107

Based on the Rust book, the String::len method returns the number of bytes composing the string, which may not correspond to the length in characters.

For example if we consider the following string in Japanese, len() would return 30, which is the number of bytes and not the number of characters, which would be 10:

let s = String::from("ラウトは難しいです!");
s.len() // returns 30.

The only way I have found to get the number of characters is using the following function:

s.chars().count()

which returns 10, and is the correct number of characters.

Is there any method on String that returns the characters count, aside from the one I am using above?

nbro
  • 15,395
  • 32
  • 113
  • 196
Salvatore Cosentino
  • 6,663
  • 6
  • 17
  • 25
  • 4
    Note that given Unicode idiosyncrasies, "number of characters" probably doesn't mean what you think it does.

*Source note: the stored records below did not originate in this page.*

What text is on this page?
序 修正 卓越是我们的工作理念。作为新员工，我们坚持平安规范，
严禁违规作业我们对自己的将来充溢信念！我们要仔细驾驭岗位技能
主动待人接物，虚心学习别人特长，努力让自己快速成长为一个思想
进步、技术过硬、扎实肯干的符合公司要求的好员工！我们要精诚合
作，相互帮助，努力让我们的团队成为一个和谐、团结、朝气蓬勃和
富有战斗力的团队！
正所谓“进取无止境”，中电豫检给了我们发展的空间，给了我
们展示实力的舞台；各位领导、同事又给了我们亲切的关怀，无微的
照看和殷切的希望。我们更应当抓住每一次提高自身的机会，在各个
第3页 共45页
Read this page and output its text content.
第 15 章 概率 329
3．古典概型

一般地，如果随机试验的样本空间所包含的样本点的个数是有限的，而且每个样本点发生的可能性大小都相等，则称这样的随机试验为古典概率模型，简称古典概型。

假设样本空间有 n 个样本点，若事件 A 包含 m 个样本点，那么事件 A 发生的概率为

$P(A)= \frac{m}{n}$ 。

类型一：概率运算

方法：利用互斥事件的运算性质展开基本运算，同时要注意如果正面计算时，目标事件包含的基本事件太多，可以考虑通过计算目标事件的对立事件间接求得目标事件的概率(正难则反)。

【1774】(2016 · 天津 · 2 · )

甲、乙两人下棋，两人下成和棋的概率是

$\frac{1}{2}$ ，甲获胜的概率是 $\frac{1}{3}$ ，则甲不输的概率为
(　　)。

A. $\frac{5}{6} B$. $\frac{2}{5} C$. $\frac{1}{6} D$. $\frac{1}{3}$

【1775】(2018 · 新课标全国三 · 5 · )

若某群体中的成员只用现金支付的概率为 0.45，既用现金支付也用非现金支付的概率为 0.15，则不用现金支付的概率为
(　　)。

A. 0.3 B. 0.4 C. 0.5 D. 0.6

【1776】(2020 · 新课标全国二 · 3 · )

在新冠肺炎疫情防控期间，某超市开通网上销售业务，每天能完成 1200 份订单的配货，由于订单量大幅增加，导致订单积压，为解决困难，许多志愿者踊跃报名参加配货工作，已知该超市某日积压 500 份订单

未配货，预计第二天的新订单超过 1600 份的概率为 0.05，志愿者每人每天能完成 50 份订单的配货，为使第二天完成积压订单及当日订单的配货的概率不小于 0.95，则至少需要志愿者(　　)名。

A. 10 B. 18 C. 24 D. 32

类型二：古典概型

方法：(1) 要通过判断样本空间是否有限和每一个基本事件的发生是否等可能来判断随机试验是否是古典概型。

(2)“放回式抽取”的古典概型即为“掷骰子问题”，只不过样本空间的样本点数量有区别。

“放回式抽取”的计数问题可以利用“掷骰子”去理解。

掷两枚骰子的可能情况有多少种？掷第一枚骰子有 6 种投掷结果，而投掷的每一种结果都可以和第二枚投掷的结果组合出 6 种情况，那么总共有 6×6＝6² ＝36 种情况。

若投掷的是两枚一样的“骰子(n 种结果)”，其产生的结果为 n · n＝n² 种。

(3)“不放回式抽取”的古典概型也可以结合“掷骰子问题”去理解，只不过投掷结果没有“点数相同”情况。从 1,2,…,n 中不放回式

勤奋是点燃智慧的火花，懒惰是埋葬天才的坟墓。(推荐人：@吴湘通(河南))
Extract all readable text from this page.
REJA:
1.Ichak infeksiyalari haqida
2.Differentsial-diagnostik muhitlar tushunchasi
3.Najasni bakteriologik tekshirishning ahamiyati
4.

For example, this string: "é" has _two_ characters as evidenced in the playground: https://play.rust-lang.org/?gist=143ea763c0b16bd4ee12e628fb7ff4ca&version=stable, although this string: "é" only has one character: https://play.rust-lang.org/?gist=af950651bb6394e7bc2a966147e1b035&version=stable – Jmb Sep 19 '17 at 07:35
  • 3
    see also https://crates.io/crates/unicode-segmentation – user25064 Sep 19 '17 at 13:39
  • See also this example with byte representation of a list of characters: [Rust Playground](https://play.rust-lang.org/?version=stable&mode=debug&edition=2015&gist=14eb9b3b2408e5c3024bccfda4918a0c) – Claudio Fsr May 10 '23 at 12:23

1 Answers1

112

Is there any method on String that returns the characters count, aside from the one I am using above?

No. Using s.chars().count() is correct. Note that this is an O(N) operation (because UTF-8 is complex) while getting the number of bytes is an O(1) operation.

You can see all the methods on str for yourself.

As pointed out in the comments, a char is a specific concept:

It's important to remember that char represents a Unicode Scalar Value, and may not match your idea of what a 'character' is. Iteration over grapheme clusters may be what you actually want.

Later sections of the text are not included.